L’an dernier, Téo Didailler, 22 ans, était inscrit en bachelor à Sup’de com Montpellier, une école de communication privée à 7 300 euros l’année. Avec un père moniteur de voile et une mère esthéticienne à domicile, le jeune homme aurait eu du mal à financer ses études sans les 3 850 euros d’aide annuelle qui lui sont tombés du ciel. Rien à voir avec les bourses du Crous, attribuées selon les revenus des parents – Téo n’y est plus éligible depuis deux ans. Le miracle est venu du revenu minimum étudiant (RME) proposé depuis 2011 par sa commune d’origine, Plougastel-Daoulas (Finistère), 13 000 habitants. Une aide qui vise à accompagner les jeunes dans la poursuite de leurs études supérieures. En dix ans, 325 jeunes en ont bénéficié.

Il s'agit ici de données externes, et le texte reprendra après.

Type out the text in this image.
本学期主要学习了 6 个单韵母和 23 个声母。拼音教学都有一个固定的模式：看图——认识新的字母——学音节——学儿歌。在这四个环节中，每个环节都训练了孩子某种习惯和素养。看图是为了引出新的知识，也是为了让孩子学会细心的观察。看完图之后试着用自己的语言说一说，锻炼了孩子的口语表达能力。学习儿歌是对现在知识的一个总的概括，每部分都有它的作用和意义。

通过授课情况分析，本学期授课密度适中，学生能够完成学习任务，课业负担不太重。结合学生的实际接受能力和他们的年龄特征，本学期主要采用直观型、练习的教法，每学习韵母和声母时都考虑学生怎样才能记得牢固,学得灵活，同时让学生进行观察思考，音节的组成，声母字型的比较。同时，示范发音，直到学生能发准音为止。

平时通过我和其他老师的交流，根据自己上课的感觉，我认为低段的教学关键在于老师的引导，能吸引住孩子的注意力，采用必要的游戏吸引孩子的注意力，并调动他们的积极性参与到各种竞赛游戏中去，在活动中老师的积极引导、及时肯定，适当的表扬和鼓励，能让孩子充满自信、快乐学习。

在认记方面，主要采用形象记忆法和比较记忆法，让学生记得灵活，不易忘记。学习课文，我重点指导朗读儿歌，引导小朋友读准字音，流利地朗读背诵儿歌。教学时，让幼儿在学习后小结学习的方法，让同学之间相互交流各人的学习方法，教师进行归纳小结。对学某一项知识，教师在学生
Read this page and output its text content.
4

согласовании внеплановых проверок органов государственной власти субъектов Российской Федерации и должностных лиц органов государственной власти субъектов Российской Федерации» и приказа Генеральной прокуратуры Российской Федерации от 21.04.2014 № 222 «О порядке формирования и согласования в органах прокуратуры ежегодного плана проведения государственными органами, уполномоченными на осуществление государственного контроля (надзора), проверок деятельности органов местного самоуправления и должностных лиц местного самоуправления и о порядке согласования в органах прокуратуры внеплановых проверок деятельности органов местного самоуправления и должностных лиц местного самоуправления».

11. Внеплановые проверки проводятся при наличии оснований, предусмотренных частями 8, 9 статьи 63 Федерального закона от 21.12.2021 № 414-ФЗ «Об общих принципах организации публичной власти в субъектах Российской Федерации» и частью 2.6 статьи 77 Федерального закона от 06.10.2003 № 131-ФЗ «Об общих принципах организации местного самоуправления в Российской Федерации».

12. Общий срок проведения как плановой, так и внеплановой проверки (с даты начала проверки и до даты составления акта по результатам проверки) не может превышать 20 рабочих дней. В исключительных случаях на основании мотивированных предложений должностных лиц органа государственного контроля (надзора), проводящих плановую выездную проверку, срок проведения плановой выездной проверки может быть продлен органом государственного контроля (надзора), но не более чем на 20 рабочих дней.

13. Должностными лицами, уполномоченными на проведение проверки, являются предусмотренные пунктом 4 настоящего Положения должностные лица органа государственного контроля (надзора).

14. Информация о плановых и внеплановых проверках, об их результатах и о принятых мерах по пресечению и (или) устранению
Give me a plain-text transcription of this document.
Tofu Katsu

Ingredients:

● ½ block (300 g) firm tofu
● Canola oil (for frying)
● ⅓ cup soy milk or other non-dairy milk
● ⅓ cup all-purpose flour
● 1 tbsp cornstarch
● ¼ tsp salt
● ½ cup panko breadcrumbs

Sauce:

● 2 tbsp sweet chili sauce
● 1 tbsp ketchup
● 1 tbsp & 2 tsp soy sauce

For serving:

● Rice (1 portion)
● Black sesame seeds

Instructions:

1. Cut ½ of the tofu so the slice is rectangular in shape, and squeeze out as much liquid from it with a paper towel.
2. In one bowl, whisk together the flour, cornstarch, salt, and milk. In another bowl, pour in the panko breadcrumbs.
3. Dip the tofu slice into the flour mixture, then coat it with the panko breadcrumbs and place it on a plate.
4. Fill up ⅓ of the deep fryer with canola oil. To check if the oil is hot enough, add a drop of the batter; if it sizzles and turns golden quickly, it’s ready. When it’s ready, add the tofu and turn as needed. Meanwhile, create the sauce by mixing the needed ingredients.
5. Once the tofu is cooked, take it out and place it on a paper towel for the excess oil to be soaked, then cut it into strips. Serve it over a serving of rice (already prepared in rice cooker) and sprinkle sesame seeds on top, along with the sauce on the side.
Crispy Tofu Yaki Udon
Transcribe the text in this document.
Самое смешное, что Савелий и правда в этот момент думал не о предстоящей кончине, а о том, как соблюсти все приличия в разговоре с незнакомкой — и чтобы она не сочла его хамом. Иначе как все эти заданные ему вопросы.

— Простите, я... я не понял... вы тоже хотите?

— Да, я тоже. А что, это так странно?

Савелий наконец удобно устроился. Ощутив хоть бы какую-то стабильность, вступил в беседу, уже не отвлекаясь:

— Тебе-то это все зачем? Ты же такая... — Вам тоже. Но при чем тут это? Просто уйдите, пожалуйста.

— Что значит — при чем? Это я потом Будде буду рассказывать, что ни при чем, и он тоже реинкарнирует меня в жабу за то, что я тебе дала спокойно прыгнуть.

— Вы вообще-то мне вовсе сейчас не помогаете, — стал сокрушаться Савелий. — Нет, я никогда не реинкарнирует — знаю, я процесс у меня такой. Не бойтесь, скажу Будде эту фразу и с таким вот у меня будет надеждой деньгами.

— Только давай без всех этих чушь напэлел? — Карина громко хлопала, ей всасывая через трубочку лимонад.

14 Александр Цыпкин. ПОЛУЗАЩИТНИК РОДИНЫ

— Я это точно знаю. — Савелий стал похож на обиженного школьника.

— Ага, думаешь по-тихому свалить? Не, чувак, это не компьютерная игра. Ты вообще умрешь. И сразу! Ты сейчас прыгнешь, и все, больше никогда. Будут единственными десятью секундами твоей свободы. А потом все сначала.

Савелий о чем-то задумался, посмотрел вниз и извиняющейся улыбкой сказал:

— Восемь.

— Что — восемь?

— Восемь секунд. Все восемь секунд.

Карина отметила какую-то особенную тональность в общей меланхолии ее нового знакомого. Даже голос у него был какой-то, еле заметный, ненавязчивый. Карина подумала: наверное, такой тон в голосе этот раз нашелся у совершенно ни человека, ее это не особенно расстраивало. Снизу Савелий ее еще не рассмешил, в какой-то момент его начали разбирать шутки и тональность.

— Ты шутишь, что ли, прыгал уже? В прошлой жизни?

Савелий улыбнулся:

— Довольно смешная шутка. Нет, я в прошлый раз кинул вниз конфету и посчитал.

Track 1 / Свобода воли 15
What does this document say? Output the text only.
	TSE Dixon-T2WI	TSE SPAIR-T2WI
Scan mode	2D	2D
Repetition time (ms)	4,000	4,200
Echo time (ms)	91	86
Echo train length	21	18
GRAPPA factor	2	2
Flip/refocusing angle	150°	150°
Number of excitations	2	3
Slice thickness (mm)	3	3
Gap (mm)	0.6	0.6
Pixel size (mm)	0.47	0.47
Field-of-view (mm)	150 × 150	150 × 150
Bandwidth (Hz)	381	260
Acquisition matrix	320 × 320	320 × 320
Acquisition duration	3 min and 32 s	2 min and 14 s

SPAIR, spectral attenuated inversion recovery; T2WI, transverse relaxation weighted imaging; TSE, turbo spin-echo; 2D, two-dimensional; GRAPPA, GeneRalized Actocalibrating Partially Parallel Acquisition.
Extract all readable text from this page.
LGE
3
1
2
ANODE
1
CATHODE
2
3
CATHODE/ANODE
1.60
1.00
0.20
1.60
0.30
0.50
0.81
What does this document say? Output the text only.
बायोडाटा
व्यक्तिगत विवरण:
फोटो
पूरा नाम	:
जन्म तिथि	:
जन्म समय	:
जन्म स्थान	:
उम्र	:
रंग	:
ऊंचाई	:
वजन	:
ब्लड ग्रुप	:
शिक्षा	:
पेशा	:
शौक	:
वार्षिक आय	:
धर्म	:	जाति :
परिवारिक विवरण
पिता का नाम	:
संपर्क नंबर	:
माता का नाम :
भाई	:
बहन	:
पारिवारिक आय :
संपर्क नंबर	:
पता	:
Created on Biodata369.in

Dominique Cap, maire (divers droite) de Plougastel-Daoulas, a lancé cette initiative après avoir discuté avec l’une de ses administrées, dont la fille rêvait de devenir sage-femme : « Elle ne gagnait pas assez pour financer les études de sa fille, mais ses revenus ne lui permettaient pas de toucher une bourse. » En menant des recherches sur les dispositifs existants, Dominique Cap a découvert que la ville de Chenôve, dans la banlieue de Dijon, proposait depuis 1989 un « revenu minimum étudiant ». Il y voit là une sacrée bonne idée.
Depuis, une cinquantaine de villes en France – principalement petites ou moyennes, de tout bord politique – ont suivi : Grande-Synthe et Gravelines (Nord), Gannat (Allier), Vouziers (Ardennes), Poissy (Yvelines), Bolène (Vaucluse), Saint-Jean-de-Maurienne (Savoie), Panazol (Haute-Vienne)… Alors que la pandémie de Covid-19 a mis en lumière la précarité dans laquelle vivent certains étudiants, leur dépendance vis-à-vis de revenus issus de petits boulots et l’insuffisance des bourses proposées par les Crous, la question du financement des études a refait à nouveau surface. Le RME, pensé comme un complément aux bourses d’Etat et autres dispositifs existants, pourrait-il être une solution ?
Des conditions et des montants variables
Le RME étant une aide locale et facultative, chaque municipalité fixe ses conditions d’attribution – ce qui n’aide pas les étudiants à s’y retrouver. Et ceux qui n’habitent pas la commune (eux ou leurs parents) ne peuvent pas y prétendre. « C’est le paradoxe de la décentralisation : les politiques locales mises en place en France depuis les années 1980 se révèlent indispensables pour pallier les failles du système national, notamment le coût de l’enseignement supérieur et le faible niveau de couverture des bourses d’Etat. Mais elles créent aussi des perdants », souligne Aurélien Casta, chercheur associé à l’université de Nanterre et de Lille, spécialiste des politiques publiques.